Şu günlerden kurtulmak için ne yapıyoruz? Ellerinizi yirmi saniye kuralına göre yıkarken, sabundan bir ısırık alıyorsunuz, ardından hem kireçlenmelerinizi önlemek için bir kabın içine kireç çözücü ile içine bir miktar çamaşır suyu karıştırıp bir çorba kaşığı kadar içiyorsunuz. Bitti mi? Hayır bu kez balkona çıkıp mor ötesi ışınlarını bir şekilde depoluyorsunuz veya internetten sipariş veriyorsunuz. Onu da her sabah yine bir tatlı kaşığı kadar vücudunuza enjekte ediyorsunuz. İşlem tamamdır! Artık hastalık filan sizden uzak! İçinizde ne kurt kalıyor, ne korona ne de burana!
Bunu ben önermiyorum, ABD’nin o sünger kafalı başkanı Trump söylüyor. Adam toplamış basın mensuplarını ve ülkesine konuşuyor. Ne diyor bu zat! “Mor ötesi ışığı vücuda sokabildiğinizi farz edin ya da dezenfektanların vücuda enjekte edilerek yapılabildiğini, bunu araştırmak ilginç olabilir.” Hay aklına turp sıkıyım derler bunun gibilere!
Bakın bizim yöneticilerimiz öyle kötü şeyler öneriyor mu korona için. En azından Dut Pekmezi tavsiyesinde vücuda bir dirençlik katıyor. Bağışıklık sistemi tavan yapıyor.
Türkmenistan lideri ne diyor? O da ülkesinin ünlü bitkilerinden “Harmala” yı tavsiye ediyor. Bunu önerirken, “Sakın ola ki, korona sözcüğünü ağzınızdan çıkarmayın, yoksa etkisini göstermez” derken, “Eğer söyleyen olursa, ağzına biber sürerim,” diye de uyarmış.
Her ülke yönetimleri korona ile tedavi sürecine katkı vermeye devam ediyorlar. Belarus Devlet Başkanı da halkına önerilerde bulunmuş ve şöyle demiş, “Ben bu virüsü gözümle görmedim. Onun için onun varlığına inanmam. Soğukta bunlar ortalıkta görünmezler. Siz en iyisini biliyorsunuz, evinizde bol bol votka için iyi gelir.” Bu görüşte laf mı? Biz onu keşfedeli yıllar oldu. Rakı en iyi çözüm dedik. İçildiğinde vücutta ne mikrop bırakır ne dert kalır dedik! Aslan sütüydü o…

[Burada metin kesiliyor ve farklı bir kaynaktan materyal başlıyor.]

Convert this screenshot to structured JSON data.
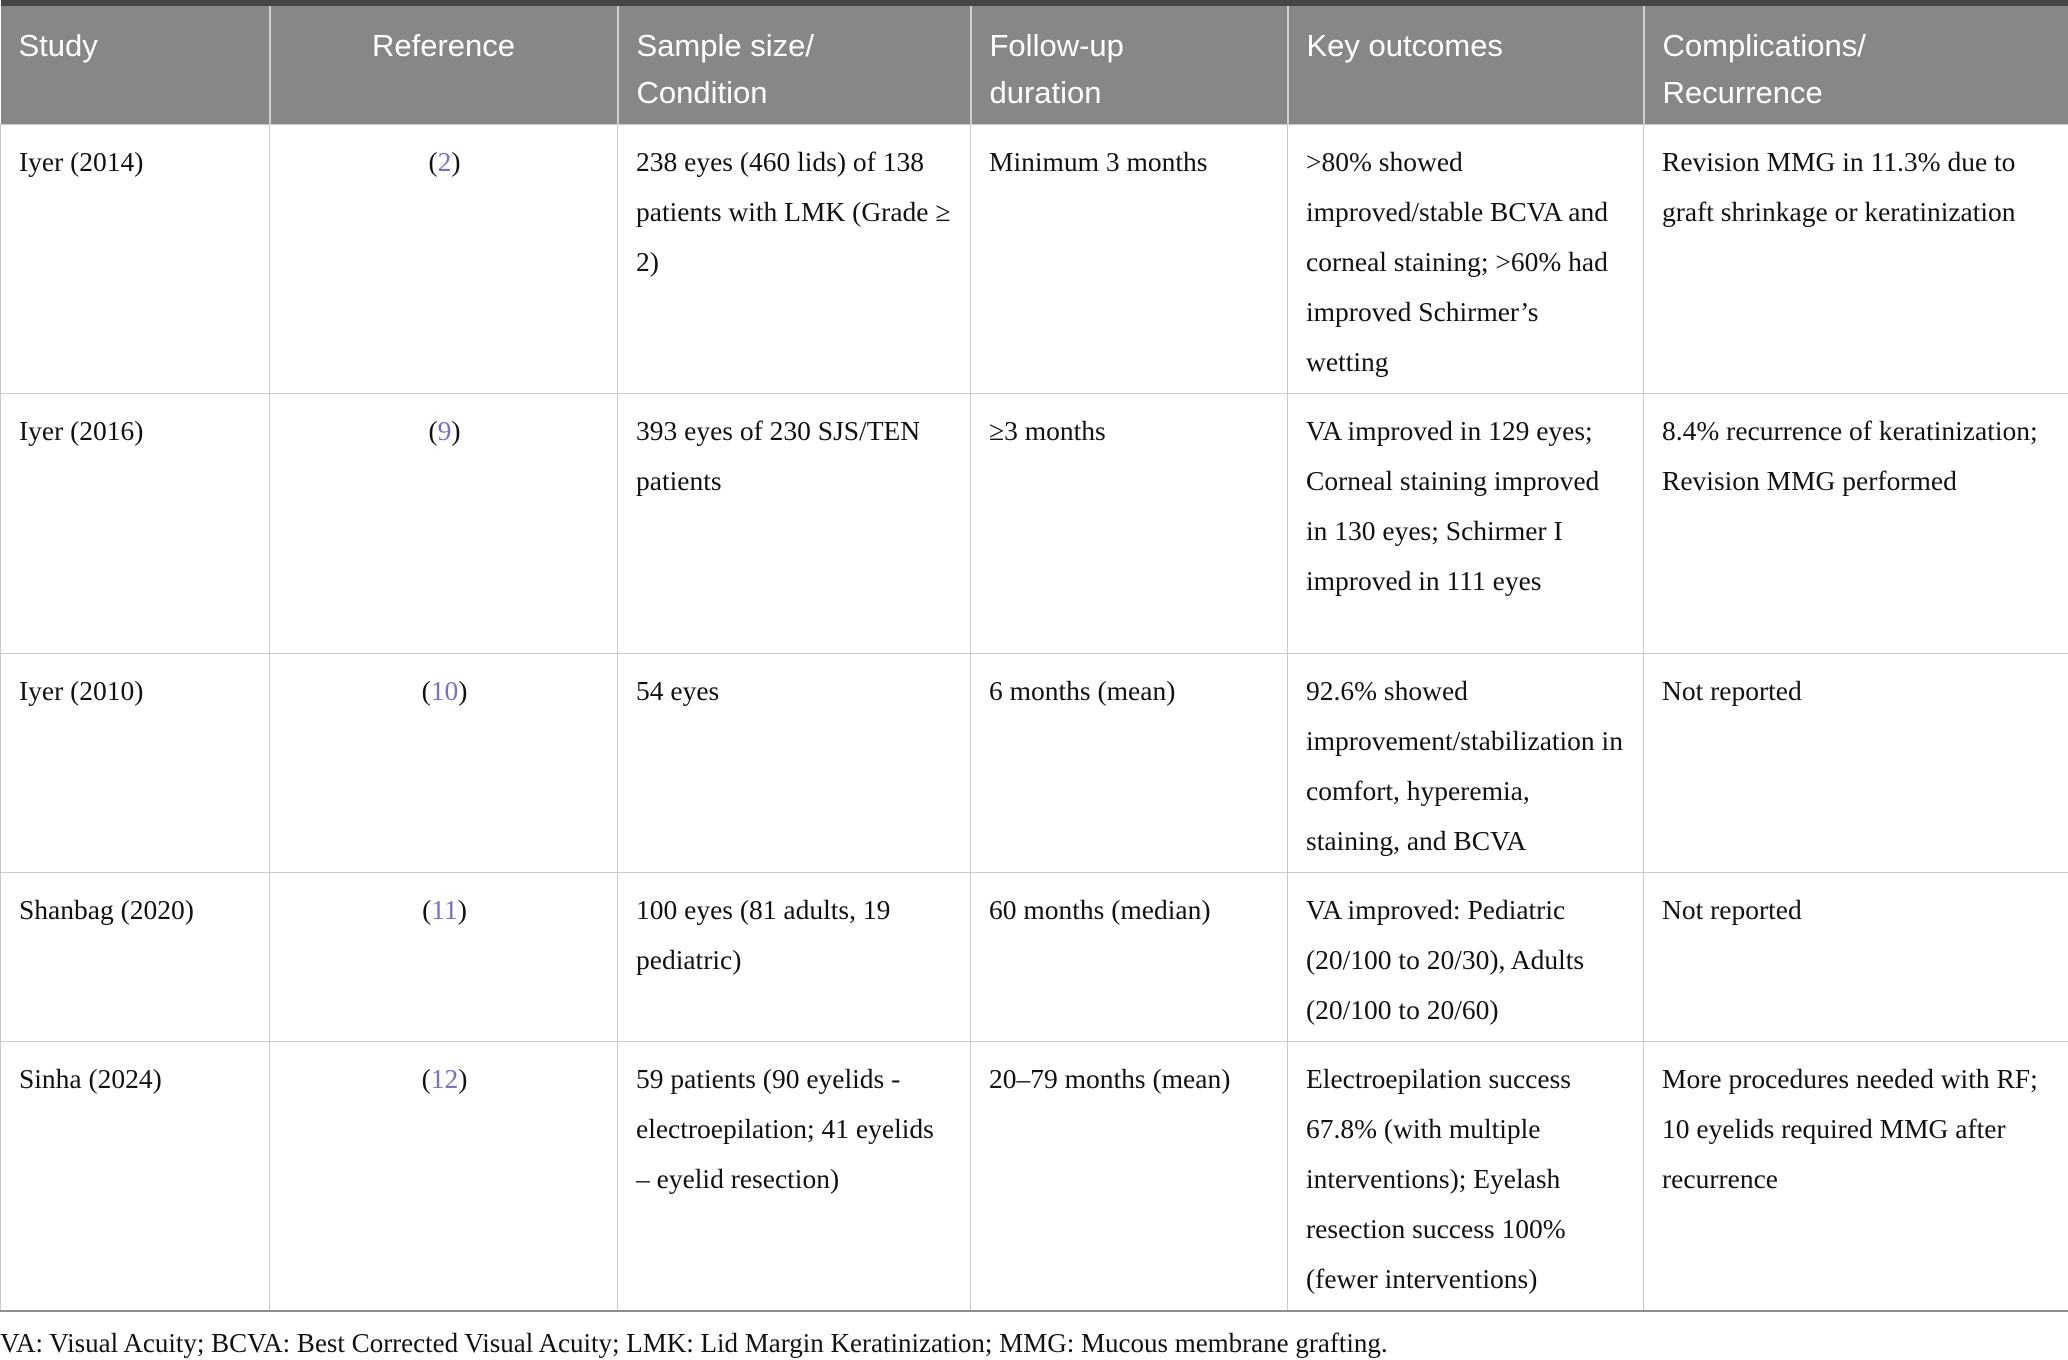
{
  "colors": {
    "header-bg": "#878787",
    "header-text": "#ffffff",
    "link": "#7b70c2",
    "border-top": "#454545",
    "border-bottom": "#8f8f8f",
    "body-text": "#111111"
  },
  "punctuation": {
    "ref_open": "(",
    "ref_close": ")"
  },
  "table": {
    "columns": [
      "Study",
      "Reference",
      "Sample size/\nCondition",
      "Follow-up\nduration",
      "Key outcomes",
      "Complications/\nRecurrence"
    ],
    "rows": [
      {
        "study": "Iyer (2014)",
        "reference": "2",
        "sample": "238 eyes (460 lids) of 138 patients with LMK (Grade ≥ 2)",
        "followup": "Minimum 3 months",
        "outcomes": ">80% showed improved/stable BCVA and corneal staining; >60% had improved Schirmer’s wetting",
        "complications": "Revision MMG in 11.3% due to graft shrinkage or keratinization"
      },
      {
        "study": "Iyer (2016)",
        "reference": "9",
        "sample": "393 eyes of 230 SJS/TEN patients",
        "followup": "≥3 months",
        "outcomes": "VA improved in 129 eyes; Corneal staining improved in 130 eyes; Schirmer I improved in 111 eyes",
        "complications": "8.4% recurrence of keratinization; Revision MMG performed"
      },
      {
        "study": "Iyer (2010)",
        "reference": "10",
        "sample": "54 eyes",
        "followup": "6 months (mean)",
        "outcomes": "92.6% showed improvement/stabilization in comfort, hyperemia, staining, and BCVA",
        "complications": "Not reported"
      },
      {
        "study": "Shanbag (2020)",
        "reference": "11",
        "sample": "100 eyes (81 adults, 19 pediatric)",
        "followup": "60 months (median)",
        "outcomes": "VA improved: Pediatric (20/100 to 20/30), Adults (20/100 to 20/60)",
        "complications": "Not reported"
      },
      {
        "study": "Sinha (2024)",
        "reference": "12",
        "sample": "59 patients (90 eyelids - electroepilation; 41 eyelids – eyelid resection)",
        "followup": "20–79 months (mean)",
        "outcomes": "Electroepilation success 67.8% (with multiple interventions); Eyelash resection success 100% (fewer interventions)",
        "complications": "More procedures needed with RF; 10 eyelids required MMG after recurrence"
      }
    ]
  },
  "footnote": "VA: Visual Acuity; BCVA: Best Corrected Visual Acuity; LMK: Lid Margin Keratinization; MMG: Mucous membrane grafting."
}
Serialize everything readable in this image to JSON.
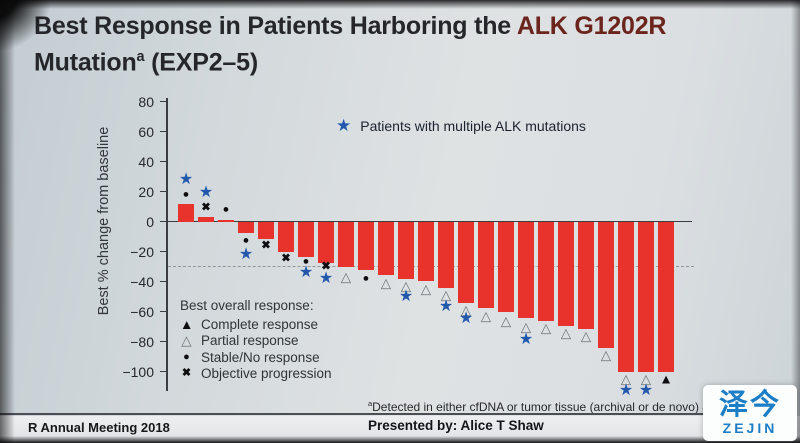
{
  "slide": {
    "title_line1_prefix": "Best Response in Patients Harboring the ",
    "title_line1_highlight": "ALK G1202R",
    "title_line2_word": "Mutation",
    "title_line2_sup": "a",
    "title_line2_rest": " (EXP2–5)",
    "title_highlight_color": "#6b251d"
  },
  "chart_data": {
    "type": "bar",
    "subtype": "waterfall-best-response",
    "title": "Best Response in Patients Harboring the ALK G1202R Mutation (EXP2-5)",
    "xlabel": "",
    "ylabel": "Best % change from baseline",
    "ylim": [
      -115,
      82
    ],
    "yticks": [
      80,
      60,
      40,
      20,
      0,
      -20,
      -40,
      -60,
      -80,
      -100
    ],
    "ytick_labels": [
      "80",
      "60",
      "40",
      "20",
      "0",
      "−20",
      "−40",
      "−60",
      "−80",
      "−100"
    ],
    "reference_line_y": -30,
    "grid": false,
    "bar_color": "#e8332c",
    "star_color": "#2158ac",
    "star_symbol": "★",
    "star_legend_label": "Patients with multiple ALK mutations",
    "legend": {
      "title": "Best overall response:",
      "position": "inside lower-left",
      "items": [
        {
          "symbol": "▲",
          "label": "Complete response",
          "type": "complete"
        },
        {
          "symbol": "△",
          "label": "Partial response",
          "type": "partial"
        },
        {
          "symbol": "●",
          "label": "Stable/No response",
          "type": "stable"
        },
        {
          "symbol": "✖",
          "label": "Objective progression",
          "type": "progression"
        }
      ]
    },
    "bars": [
      {
        "value": 12,
        "response": "stable",
        "marker_y": 18,
        "star": true,
        "star_y": 28
      },
      {
        "value": 3,
        "response": "progression",
        "marker_y": 9,
        "star": true,
        "star_y": 19
      },
      {
        "value": 1,
        "response": "stable",
        "marker_y": 8,
        "star": false
      },
      {
        "value": -7,
        "response": "stable",
        "marker_y": -13,
        "star": true,
        "star_y": -22
      },
      {
        "value": -11,
        "response": "progression",
        "marker_y": -16,
        "star": false
      },
      {
        "value": -20,
        "response": "progression",
        "marker_y": -25,
        "star": false
      },
      {
        "value": -23,
        "response": "stable",
        "marker_y": -27,
        "star": true,
        "star_y": -34
      },
      {
        "value": -27,
        "response": "progression",
        "marker_y": -30,
        "star": true,
        "star_y": -38
      },
      {
        "value": -30,
        "response": "partial",
        "marker_y": -37,
        "star": false
      },
      {
        "value": -32,
        "response": "stable",
        "marker_y": -38,
        "star": false
      },
      {
        "value": -35,
        "response": "partial",
        "marker_y": -41,
        "star": false
      },
      {
        "value": -38,
        "response": "partial",
        "marker_y": -43,
        "star": true,
        "star_y": -50
      },
      {
        "value": -39,
        "response": "partial",
        "marker_y": -45,
        "star": false
      },
      {
        "value": -44,
        "response": "partial",
        "marker_y": -49,
        "star": true,
        "star_y": -57
      },
      {
        "value": -54,
        "response": "partial",
        "marker_y": -59,
        "star": true,
        "star_y": -65
      },
      {
        "value": -57,
        "response": "partial",
        "marker_y": -63,
        "star": false
      },
      {
        "value": -60,
        "response": "partial",
        "marker_y": -66,
        "star": false
      },
      {
        "value": -64,
        "response": "partial",
        "marker_y": -70,
        "star": true,
        "star_y": -79
      },
      {
        "value": -66,
        "response": "partial",
        "marker_y": -71,
        "star": false
      },
      {
        "value": -69,
        "response": "partial",
        "marker_y": -74,
        "star": false
      },
      {
        "value": -71,
        "response": "partial",
        "marker_y": -76,
        "star": false
      },
      {
        "value": -84,
        "response": "partial",
        "marker_y": -89,
        "star": false
      },
      {
        "value": -100,
        "response": "partial",
        "marker_y": -105,
        "star": true,
        "star_y": -113
      },
      {
        "value": -100,
        "response": "partial",
        "marker_y": -105,
        "star": true,
        "star_y": -113
      },
      {
        "value": -100,
        "response": "complete",
        "marker_y": -105,
        "star": false
      }
    ]
  },
  "footnote": {
    "sup": "a",
    "text": "Detected in either cfDNA or tumor tissue (archival or de novo) an"
  },
  "footer": {
    "left": "R Annual Meeting 2018",
    "presented": "Presented by: Alice T Shaw"
  },
  "logo": {
    "cn": "泽今",
    "en": "ZEJIN",
    "color": "#1b7ec6"
  }
}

Hindistan durur mu? Ülkesinde öyle 10 milyon, 80 milyon veya 300 milyonluk nüfus yok. Adamlar tam 1 milyar 350 milyon insanla ilgileniyor! Tabi onlarında kendilerine göre yöntemleri olacak. İnekleri kesmedikleri için bol bol süt için diyecek halleri yok, zaten onu yapıyorlar. Yeni bir şey bulmaları gerekir. O da ne? “Sopa!” Evet evet, sopa! Yiyeceklerin en farklı olanı! Hani birçok kişiyi uslandıran ve hizaya getiren sopa! Okul ve askerlik hayatımızda birçoğumuzun yediği okkalı bir şey! Kadınlarda zaman zaman yer kocalarından… Hindistan yönetimi korona’ya en güzel çareyi bulanlardan! Adamlar bas bas bağırıyor, “Dışarı çıkmayın, evinizde oturun!” diye. Millet ne yapıyor? Kulağı sağır olmuşçasına laf dinlemeyip dışarı çıkıyorlar. Motorsikletlerine biniyorlar ve ibadethanelere gidiyorlar. Sen mi misin, laf dinlemeyen! Polislerin ellerinde uzunca bir sopa, yer misin yemez misin?
Ziya Paşa’nın Terkîb-i Bend adlı eserinde geçen şu sözleri aklıma geldi. “Nush ile uslanmayanın hakkı tekrir, tekrir ile uslanmayanın hakkı kötektir. Yani diyor ki, “Nasihat ile yola gelmeyeni azarlamalı, azardan anlamayanın hakkı da dayaktır.“
Bizler en iyisi; ne dayak, ne deterjan, ne dut pekmezi ne de harmala yiyelim. Korona’yı en iyi uzaklaştıracak olan bilim yolundan ayrılmayalım!
Not: Bu yazım ironidir! Sakın küçükler okumasın! Büyükler ise uygulamasın!